Árvore Binária de Pesquisa Exemplos de Árvores

Em árvores binárias de pesquisa, o percurso em ordem (Algoritmo 4) permite recuperar todos os elementos ordenados pelas chaves de pesquisa. Nesta forma de percurso, os elemetos a esquerda são percorridos primeiro, então o elemento do nó é avaliado, e só então os elementos a direita são percorridos.

Percurso em pós-ordem

in_order_walk(node):
    in_order_walk(child)
    visit(node)
    in_order_walk(child)

Este modelo básico de árvore binária de pesquisa, apesar de útil, apresenta limitações com relação a estrutura gerada, dependendo da ordem de inserção dos elementos. Por esse motivo, outros modelos de árvores binárias de pesquisa foram criados e são normalmente utilizados.

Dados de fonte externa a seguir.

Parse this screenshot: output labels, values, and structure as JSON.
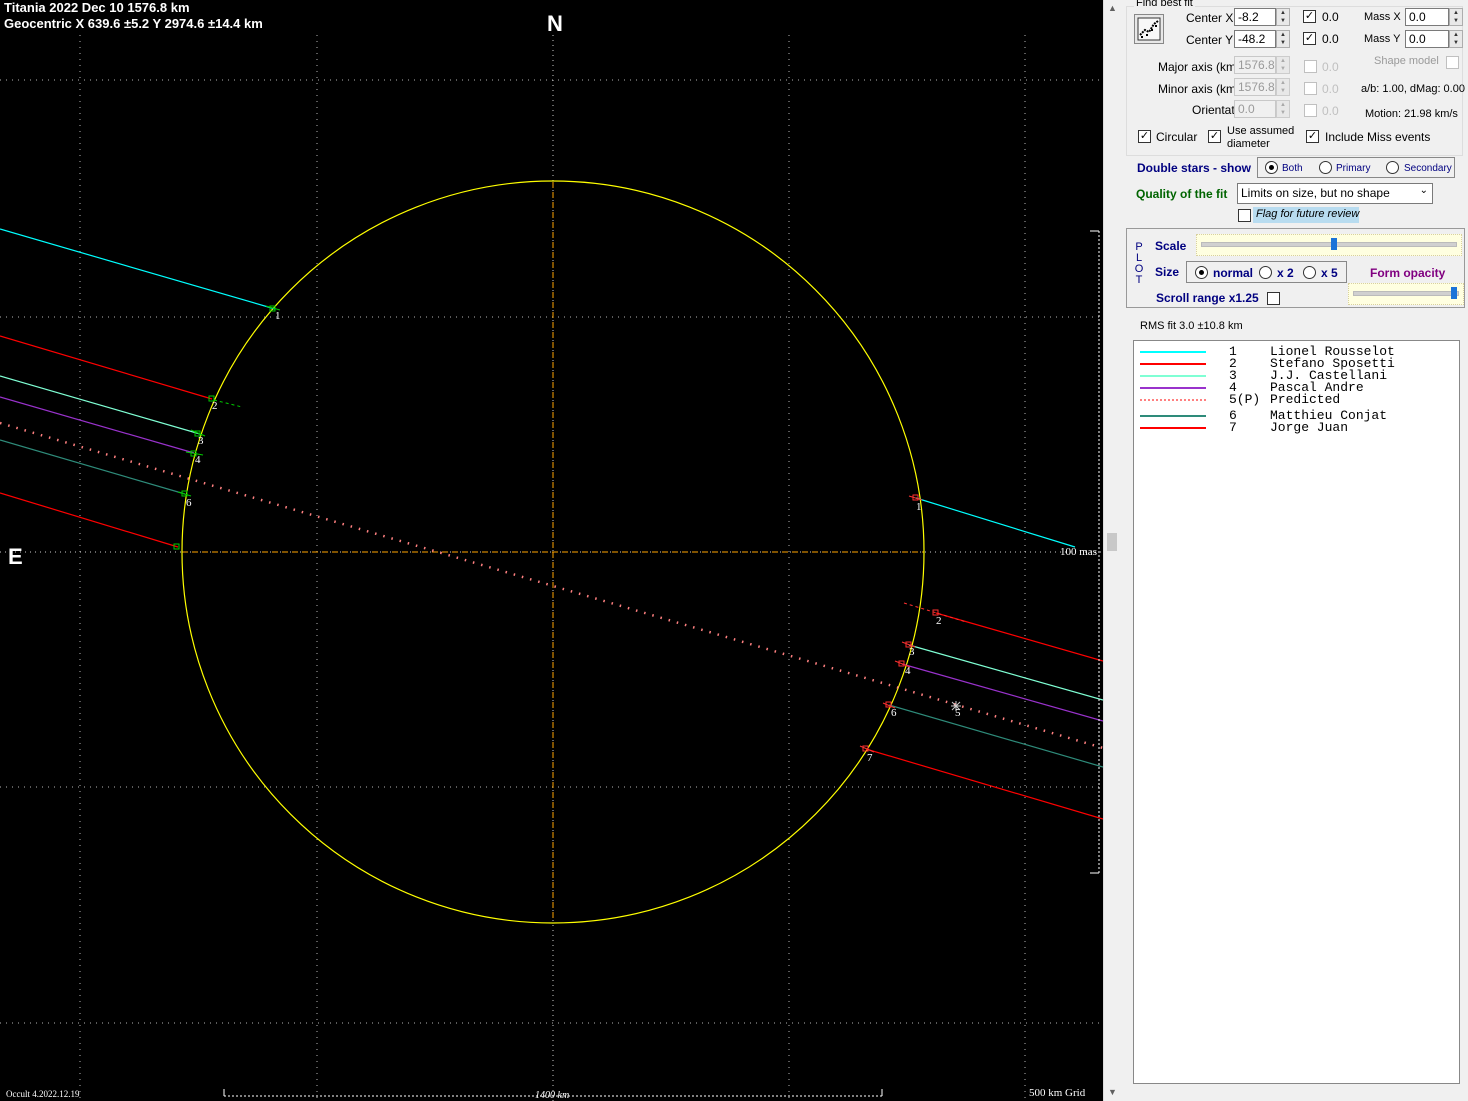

Árvores Binárias de Pesquisa Auto-organizáveis

Uma árvore binária auto-balanceável é que uma árvore binária de pesquisa que automaticamento mantém um limite máximo de altura independente da ordem dos elementos inseridos. Estes modelos de árvores binárias de pesquisa evitam a degeneração em uma lista encadeada, por exemplo quando são inseridos elementos com chaves seqüenciais. Mantendo a altura da árvore com $n$ limitada a $\lfloor log_2\,n \rfloor$ os algoritmos de busca, pela chave de pesquisa, aproximam-se do limite $O(lg\,n)$.

Árvores binárias de pesquisa auto-balanceáveis são muito utilizadas como estrutura de armazenamento de dados de arrays associativos, conjuntos, filas de prioridade, e listas ordenadas.

Entre os modelos mais populares de árvores binárias auto-balanceáveis, os mais comuns são as AVL, Red-black, Splay, Scapegoat, e Treap.